Another quote that recently arrived in Ciwt's inbox is from A.A. Milne:

“Promise me you’ll always remember: You’re braver than you believe, and stronger than you seem, and smarter than you think”.  From Christopher Robin to  Winnie the Pooh.

This is particularly dear to Ciwt because her nickname growing up was...Pooh.

Friday, April 11, 2014

Moon Language -- Day 3/90

Walk: Ft. Mason/Friends of the Library Donation, Presdio P.O. (taxes), Mindful Body, UPS
Distance: 3 miles and take yoga class

Another (see 3/82) poem Ciwt was sent recently is this one.

With that Moon Language

Admit something:

Everyone you see, you say to them,
“Love me.”

 Of course you do not do this out loud;
Someone would call the cops.

Still though, think about this,
This great pull in us
To connect.

Why not become the one
Who lives with a full moon in each eye
That is always saying,

With that sweet moon

What every other eye in this world
Is dying to


Thursday, April 10, 2014

Stumped Magician --- Day 3/89

Walk: No
Distance: A few blocks

Can't get it out today.

Wednesday, April 9, 2014

Caper Donation --- Day 3/88

Walk: Mindful Body, Town School Clothes Closet
Distance: 1.5 miles and teach yoga class

On the way to Town School Clothes Closet.  New person, please enjoy...

Tuesday, April 8, 2014

Viva Impressionism --- Day 3/87

Walk: Legion of Honor, Mindful Body
Distance: 1.5 miles and teach yoga class

Just when you think you know 'all about' Impressionism, you sit down and view a 12-hour Great Courses set of videos on it.  Finally, finally Ciwt is beginning to grasp the art strides that were taken in that complex, inventive, agitated, courageous, art window that opened in France from roughly 1860 to 1900.

But, even though Ciwt was just finished with this great Great Course on Impressionism, she had already reverted to the 'been there, done that, probably won't bother with another Impressionism show' mindset when she arrived at today's lecture at the Legion of Honor. Luckily arrived! It was given by the Museum Director, who has expertise in Renoir among other artists, and introduced the current Intimate Impressionism show at the Legion.  And, oh my, what treasures are here - in their small ways (because the paintings are all small ones, painted often for fellow artist friends) encapsulating the entire history of the Impressionism movement.

Certainly Ciwt will return to the show.  Meanwhile, a few fresh paintings that caught her heart today were of intense flower beds by Van Gogh and two dogs on the street by Bonnard. It is difficult to understand from our perspective that the loveliness and charm both - really all - these paintings display were the last thing the artists intended.  They were intent on authentic engagement in modern life, capturing lived experience on canvas.

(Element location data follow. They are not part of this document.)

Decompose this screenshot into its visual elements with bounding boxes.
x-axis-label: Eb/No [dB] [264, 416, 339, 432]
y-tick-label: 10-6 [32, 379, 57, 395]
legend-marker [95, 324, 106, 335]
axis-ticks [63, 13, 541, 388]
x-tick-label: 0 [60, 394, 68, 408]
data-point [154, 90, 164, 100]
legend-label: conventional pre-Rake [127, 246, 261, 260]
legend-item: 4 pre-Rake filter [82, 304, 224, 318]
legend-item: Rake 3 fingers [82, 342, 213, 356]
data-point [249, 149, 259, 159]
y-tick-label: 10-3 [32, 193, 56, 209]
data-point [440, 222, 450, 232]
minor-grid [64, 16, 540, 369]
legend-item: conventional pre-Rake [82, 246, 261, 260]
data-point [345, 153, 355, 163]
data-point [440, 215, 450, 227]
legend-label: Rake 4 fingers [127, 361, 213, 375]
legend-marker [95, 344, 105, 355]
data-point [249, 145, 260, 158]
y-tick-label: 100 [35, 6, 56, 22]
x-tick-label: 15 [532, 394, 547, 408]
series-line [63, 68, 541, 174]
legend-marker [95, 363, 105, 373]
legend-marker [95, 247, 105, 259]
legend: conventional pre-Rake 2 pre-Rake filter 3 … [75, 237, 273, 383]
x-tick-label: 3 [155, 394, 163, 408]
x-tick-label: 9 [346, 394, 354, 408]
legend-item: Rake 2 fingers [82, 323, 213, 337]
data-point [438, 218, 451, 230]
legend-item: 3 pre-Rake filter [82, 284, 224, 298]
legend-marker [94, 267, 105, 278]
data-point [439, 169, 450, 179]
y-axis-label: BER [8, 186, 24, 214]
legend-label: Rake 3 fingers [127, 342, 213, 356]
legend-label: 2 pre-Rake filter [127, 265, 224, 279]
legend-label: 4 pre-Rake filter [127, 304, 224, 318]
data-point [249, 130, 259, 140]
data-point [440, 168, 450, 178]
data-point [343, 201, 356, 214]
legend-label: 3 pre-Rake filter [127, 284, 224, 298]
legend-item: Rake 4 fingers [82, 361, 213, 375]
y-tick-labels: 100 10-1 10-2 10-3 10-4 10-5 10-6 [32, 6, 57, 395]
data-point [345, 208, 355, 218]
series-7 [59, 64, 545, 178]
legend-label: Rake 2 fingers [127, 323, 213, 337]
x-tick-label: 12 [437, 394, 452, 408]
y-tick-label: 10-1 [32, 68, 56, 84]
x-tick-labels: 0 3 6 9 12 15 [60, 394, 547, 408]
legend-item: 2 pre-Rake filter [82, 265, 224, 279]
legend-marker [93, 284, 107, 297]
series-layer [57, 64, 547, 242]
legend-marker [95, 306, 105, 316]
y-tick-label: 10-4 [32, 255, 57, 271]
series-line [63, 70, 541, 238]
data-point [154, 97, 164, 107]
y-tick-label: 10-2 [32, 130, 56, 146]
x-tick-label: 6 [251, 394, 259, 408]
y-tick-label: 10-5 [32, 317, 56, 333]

Vincent Van Gogh, Flower Beds in Holland, ca 1883, oil on canvas on wood

Pierre Bonnard, Two Dogs in a Deserted Street, ca 1894, oil on wood

Monday, April 7, 2014

MFK Fisher and the Spring Closet Caper --- Day 3/86

Walk: Mindful Body, Trader Joe's
Distance: 2 miles and teach yoga class

So now the clothes letting go number is @55.  If you've been following Ciwt's Spring Closet Caper you know this is 10 less than yesterday. The letting go of clothes/possessions is complex/not easy as we all know.  As a yoga teacher I'm often in the proximity of Buddhist thinking since the spread of Buddhism was concurrent and often intertwined with the spread of yoga from India farther East. And at the heart of Buddhism is the notion of non-attachment.  A notion that winks at me during these closet caper times and tries to entice me to act from a place of 'purity', a place of 'letting go,' a place of 'non-attachment.'

But then it occurs to Ciwt that non-attachment is not really what calls to her. She likes some semblance of order, dislikes jammed, crammed closets and the stale energy that attends them, is attracted to the intuitive energy of having 'just the right feeling' things around her.  She also likes this M.F.K. Fisher quote she found.

M.F.K. Fisher
“...for me there is too little of life to spend most of it forcing myself into detachment from it.”